Еще два месяца назад малышка жила в прекрасной долине Луары. Лаконичное послание от маркиза, в котором он приказывал открыть парижский особняк для празднования победы, заставило Зефирину и всех людей Багателя, от конюхов до самого младшего поваренка, покинуть поместье в Турени. Сначала на плоскодонной барже они поднялись вверх по Луаре, затем, совершая короткие переходы в портшезе, юная дикарка и ее воспитательница, в сопровождении небольшой свиты примерно из тридцати человек, ехавших на мулах и ослах, без всяких затруднений добрались до столицы.
Каждый день умненькая живая девочка то приходила в восхищение от парижских улиц, то проникалась сочувствием к судьбе несчастных нищих.
– Целый экю! – возразила Пелажи, с сожалением развязывая один из кармашков своей бездонной юбки. Клянусь Святым Крепи, вот один соль, и я еще великодушна, хватило бы и одного денье, а еще лучше был бы хороший удар палкой.
– Злая жадюга…
Зефирина, завладев своим оболом, уже бежала к бедному нищему. Здоровой рукой оборванец тотчас же сунул монетку из красной меди в карман.
– Да благословит вас Господь, благородная девица.
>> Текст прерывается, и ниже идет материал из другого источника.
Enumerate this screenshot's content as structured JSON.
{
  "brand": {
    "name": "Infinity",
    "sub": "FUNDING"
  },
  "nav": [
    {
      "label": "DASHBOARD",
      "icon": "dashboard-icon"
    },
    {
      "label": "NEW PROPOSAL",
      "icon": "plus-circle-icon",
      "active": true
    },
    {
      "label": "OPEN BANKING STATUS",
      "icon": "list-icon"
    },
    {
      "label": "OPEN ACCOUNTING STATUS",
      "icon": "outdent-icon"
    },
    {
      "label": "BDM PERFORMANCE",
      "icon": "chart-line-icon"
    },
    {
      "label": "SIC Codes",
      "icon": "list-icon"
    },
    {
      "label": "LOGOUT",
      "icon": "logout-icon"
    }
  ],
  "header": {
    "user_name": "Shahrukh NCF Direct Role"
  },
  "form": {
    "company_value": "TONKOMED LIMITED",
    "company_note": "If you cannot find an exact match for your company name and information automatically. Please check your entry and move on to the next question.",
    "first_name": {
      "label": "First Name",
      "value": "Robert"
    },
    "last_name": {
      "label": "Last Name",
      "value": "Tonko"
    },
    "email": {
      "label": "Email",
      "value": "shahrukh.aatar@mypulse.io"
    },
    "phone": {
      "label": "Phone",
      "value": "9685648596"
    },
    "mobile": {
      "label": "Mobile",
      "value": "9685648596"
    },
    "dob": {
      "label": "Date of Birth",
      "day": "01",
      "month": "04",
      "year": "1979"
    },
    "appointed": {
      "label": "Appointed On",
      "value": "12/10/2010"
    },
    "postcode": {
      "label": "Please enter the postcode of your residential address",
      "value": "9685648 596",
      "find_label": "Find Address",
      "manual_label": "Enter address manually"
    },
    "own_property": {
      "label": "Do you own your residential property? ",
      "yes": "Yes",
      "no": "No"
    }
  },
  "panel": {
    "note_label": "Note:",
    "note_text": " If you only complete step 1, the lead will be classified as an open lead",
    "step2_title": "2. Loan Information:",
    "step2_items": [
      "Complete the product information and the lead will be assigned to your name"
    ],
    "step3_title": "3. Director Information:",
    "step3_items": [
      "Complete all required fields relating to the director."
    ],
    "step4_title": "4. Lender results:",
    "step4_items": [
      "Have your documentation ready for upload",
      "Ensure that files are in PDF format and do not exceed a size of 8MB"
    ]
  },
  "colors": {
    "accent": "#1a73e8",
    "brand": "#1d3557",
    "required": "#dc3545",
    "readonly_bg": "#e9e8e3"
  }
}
Чтобы я мог зажечь свечку перед Святым Экспедитом, думая о вашей милости, не назовете ли вы мне ваше благородное имя? – спросил он плачущим голосом.
Пелажи хотела помешать девочке ответить, но славная женщина весила теперь, должно быть, не меньше ста восьмидесяти фунтов, не была столь быстра, чтобы вовремя оказаться у подъезда.